I did as advised and wrote a political essay, not knowing its full impact until I shared a taxi with eight strangers who were talking about my article. I realized that day that I was saved by journalism. Nonetheless, in the following years, the press found itself increasingly at odds with and methodically stifled by the government.
In September 1994, I took a three-week trip to deliver a paper at the Twelfth International Ethiopian Studies Conference at Michigan State University. During my absence, the government heightened its campaign against freedom of the press, and many of my colleagues were harassed, imprisoned or forced into exile. It became clear that my return to Ethiopia would spell certain danger. My brief visit to the United States turned into indefinite exile.
The personal costs of my years in exile have been high: On the telephone, I listened to my mother die, as I was unable to return to her side. And I carry the knowledge that my actions have forced my entire family into exile in Kenya, where their safety is more certain.
Yet, as a publisher of books, I consider myself blessed to be working with scholars, artists, novelists, former presidents, prime ministers, opposition leaders and journalists to fill the void of Ethiopia’s vast history — a void created, in part, by politicians.

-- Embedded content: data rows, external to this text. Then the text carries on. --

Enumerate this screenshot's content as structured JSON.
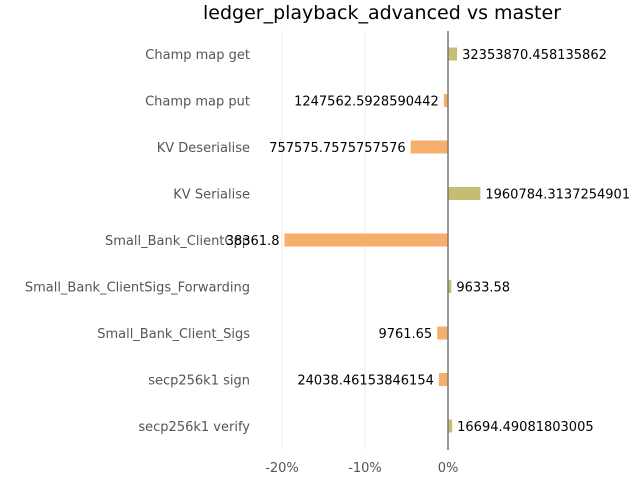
{
  "chart_data": {
    "type": "bar",
    "orientation": "horizontal",
    "title": "ledger_playback_advanced vs master",
    "xlabel": "",
    "ylabel": "",
    "xlim": [
      -0.23,
      0.023
    ],
    "x_ticks": [
      {
        "value": -0.2,
        "label": "-20%"
      },
      {
        "value": -0.1,
        "label": "-10%"
      },
      {
        "value": 0.0,
        "label": "0%"
      }
    ],
    "grid": true,
    "legend": "none",
    "colors": {
      "positive": "#c4bd72",
      "negative": "#f5ae6b",
      "zero_line": "#777777"
    },
    "categories": [
      "Champ map get",
      "Champ map put",
      "KV Deserialise",
      "KV Serialise",
      "Small_Bank_ClientCpp",
      "Small_Bank_ClientSigs_Forwarding",
      "Small_Bank_Client_Sigs",
      "secp256k1 sign",
      "secp256k1 verify"
    ],
    "values": [
      0.011,
      -0.005,
      -0.045,
      0.039,
      -0.197,
      0.004,
      -0.013,
      -0.011,
      0.005
    ],
    "data_labels": [
      "32353870.458135862",
      "1247562.5928590442",
      "757575.7575757576",
      "1960784.3137254901",
      "38361.8",
      "9633.58",
      "9761.65",
      "24038.46153846154",
      "16694.49081803005"
    ]
  }
}
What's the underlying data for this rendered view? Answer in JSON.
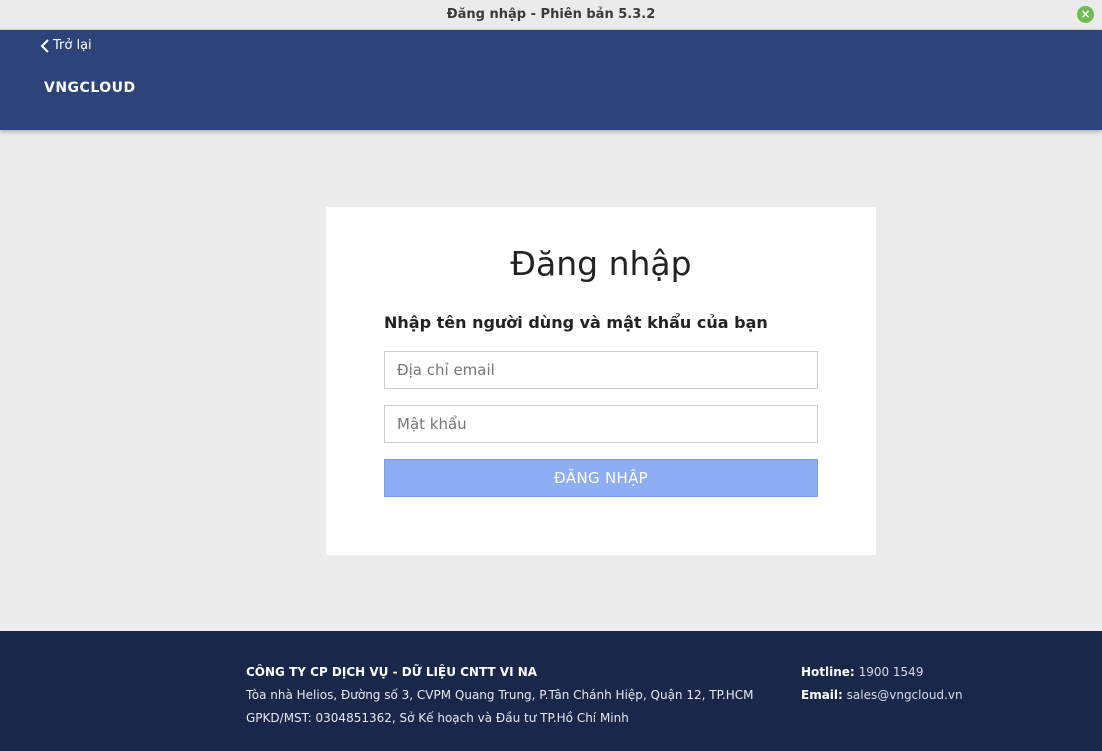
{
  "window": {
    "title": "Đăng nhập - Phiên bản 5.3.2",
    "close_icon": "close-icon"
  },
  "header": {
    "back_label": "Trở lại",
    "logo_text": "VNGCLOUD",
    "brand_color": "#2c4479"
  },
  "login": {
    "heading": "Đăng nhập",
    "subtitle": "Nhập tên người dùng và mật khẩu của bạn",
    "email_placeholder": "Địa chỉ email",
    "email_value": "",
    "password_placeholder": "Mật khẩu",
    "password_value": "",
    "submit_label": "ĐĂNG NHẬP",
    "submit_color": "#8daef2"
  },
  "footer": {
    "company": "CÔNG TY CP DỊCH VỤ - DỮ LIỆU CNTT VI NA",
    "address": "Tòa nhà Helios, Đường số 3, CVPM Quang Trung, P.Tân Chánh Hiệp, Quận 12, TP.HCM",
    "license": "GPKD/MST: 0304851362, Sở Kế hoạch và Đầu tư TP.Hồ Chí Minh",
    "hotline_label": "Hotline:",
    "hotline_value": "1900 1549",
    "email_label": "Email:",
    "email_value": "sales@vngcloud.vn",
    "background_color": "#19274a"
  }
}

I grew up a proud Ethiopian, and, like many of my generation, I am determined to leave a better world than that which I inherited. I hope to give a context to our history, so that the next generation can write their stories and right the wrongs of the past guided by informed historical reference. This is what fuels my day-to-day work at TSEHAI and all its imprints. That is why now, even if I disagree with an author, I fight for his or her right to be published. Otherwise, all words will be lost in death. In my line of work, my only enemy is time itself.